Dr Helen Fletcher works on multi-partner projects to discover biomarkers of protection from TB disease, develop clinical trials capacity in Africa, and develop new vaccines for TB. Dr Fletcher has also developed her own research programme on transcriptional profiling of immune responses following both TB and malaria vaccination.
This podcast presents the research done by Dr Fletcher whilst working in the Nuffield Department of Medicine. Dr Helen Fletcher now works at the London School of Hygiene & Tropical Medicine.
For the last ten years, the MVA85A Tuberculosis vaccine has been in development in the Jenner Institute and is now tested for efficacy in humans. It is undergoing a phase IIb clinical trial in South Africa and has the potential to provide a life changing vaccination against a disease which kills two million people annually.
Ultimately, medical research must translate into improved treatments for patients. At the Nuffield Department of Medicine, our researchers collaborate to develop better health care, improved quality of life, and enhanced preventative measures for all patients. Our findings in the laboratory are translated into changes in clinical practice, from bench to bedside.
Q: The Jenner Institute has recently developed a vaccine to enhance the efficacy of the BCG vaccine. Can you update us on your trial in South Africa?
HF: This is a really exciting time for us because at the end of 2012 we will know for the first time whether our MVA85A vaccine will actually protect infants from TB or not. The design of the trial is what we call a double-blind placebo-controlled trial. Half of the infants received our MVA85A vaccine and half of the infants received a placebo and neither the mother, nor the nurse who gave the vaccine, or the doctor who will be diagnosing any children who develop TB know whether the infants have the placebo or the MVA85A. What this means is that all of us until the trial is un-blinded in December this year, have no idea whether we are seeing any protection or not. It’s the safest way to do a trial. It means that we can’t influence what the results are but also nerve-racking for us after 10 years of developing this vaccine, it really is both exciting and nerve-racking.
Q: We know about the links between TB and HIV, are there links between TB and malaria?
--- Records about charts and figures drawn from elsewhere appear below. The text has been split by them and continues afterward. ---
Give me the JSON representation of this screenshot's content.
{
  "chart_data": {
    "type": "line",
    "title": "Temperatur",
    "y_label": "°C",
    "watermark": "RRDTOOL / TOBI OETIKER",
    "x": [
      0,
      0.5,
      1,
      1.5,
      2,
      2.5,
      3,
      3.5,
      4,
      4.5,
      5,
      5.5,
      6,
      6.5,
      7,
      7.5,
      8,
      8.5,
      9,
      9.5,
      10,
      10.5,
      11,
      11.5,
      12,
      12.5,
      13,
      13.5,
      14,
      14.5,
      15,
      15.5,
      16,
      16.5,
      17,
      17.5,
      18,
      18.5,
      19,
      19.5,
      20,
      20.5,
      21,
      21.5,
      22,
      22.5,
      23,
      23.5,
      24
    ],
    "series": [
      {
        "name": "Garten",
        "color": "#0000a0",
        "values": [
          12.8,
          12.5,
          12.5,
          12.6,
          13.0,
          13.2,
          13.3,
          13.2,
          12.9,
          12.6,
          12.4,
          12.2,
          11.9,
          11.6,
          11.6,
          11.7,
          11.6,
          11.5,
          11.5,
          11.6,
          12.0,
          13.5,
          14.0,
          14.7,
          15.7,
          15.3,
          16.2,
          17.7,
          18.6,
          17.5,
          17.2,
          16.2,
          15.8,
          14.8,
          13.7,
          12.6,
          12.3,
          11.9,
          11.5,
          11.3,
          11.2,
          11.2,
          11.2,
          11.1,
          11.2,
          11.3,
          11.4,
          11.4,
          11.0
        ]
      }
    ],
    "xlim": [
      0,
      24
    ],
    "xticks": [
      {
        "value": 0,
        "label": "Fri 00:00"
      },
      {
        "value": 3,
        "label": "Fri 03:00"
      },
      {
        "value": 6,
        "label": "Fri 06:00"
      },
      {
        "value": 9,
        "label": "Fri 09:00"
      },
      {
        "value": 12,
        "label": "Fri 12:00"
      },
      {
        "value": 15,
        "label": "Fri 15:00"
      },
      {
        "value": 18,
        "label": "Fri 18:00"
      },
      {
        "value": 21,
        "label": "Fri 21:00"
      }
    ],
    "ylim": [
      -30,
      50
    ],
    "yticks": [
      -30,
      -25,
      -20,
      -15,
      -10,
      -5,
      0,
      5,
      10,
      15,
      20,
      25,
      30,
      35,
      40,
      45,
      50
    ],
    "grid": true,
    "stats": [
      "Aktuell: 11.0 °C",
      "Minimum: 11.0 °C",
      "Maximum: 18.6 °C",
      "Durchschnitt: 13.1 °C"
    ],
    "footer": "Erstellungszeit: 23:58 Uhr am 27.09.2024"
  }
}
HF: There aren’t links between TB and malaria in the very direct way you that you see links between TB and HIV. TB is a disease that very much affects HIV patients and is the biggest killer in that population. TB tends to affect adults, young adults, whereas malaria affects children under the age of five. But where there is a link is in the type of immune response that’s needed for protection from disease. Both of these pathogens hide within human cells so you need a cellular immune response to be able to gain access to where the pathogen is hiding and clear it from our bodies. In that way there is very much a link and when we are thinking about designing vaccines it means that the vaccines we are designing are actually quite similar for the two diseases. In our institute for example, in the Jenner Institute, we work side by side developing vaccines for the two diseases so we can share the same technology and learn from each other’s approaches.
Q: What are the most important lines of research that have developed over the past 5 or 10 years?
HF: Ten years ago there were thousands of TB vaccines that had been developed in the laboratory but no vaccines were in clinical trials. Over the last 5 to 10 years we’ve seen a handful of TB vaccines actually go from the bench and into humans for the first time and that’s been a huge step forward for the field and it’s something that is very much a focus of our research here in Oxford.
Q: Why does your line of research matter, why should we put money into it?
HF: Having a handful of TB vaccines into clinical trials out of the thousands of potential candidates just isn’t enough. This is a very complex disease. Two million people die each year of tuberculosis, a third of the world’s population is infected. We know that a vaccine is the most effective tool for tackling infectious diseases world-wide. We need to get more of those vaccines from the bench through into the clinic. We also need to use the best science to really focus in and understand from these clinical trials what makes a good vaccine, what is not so good, so we can keep improving and move forward.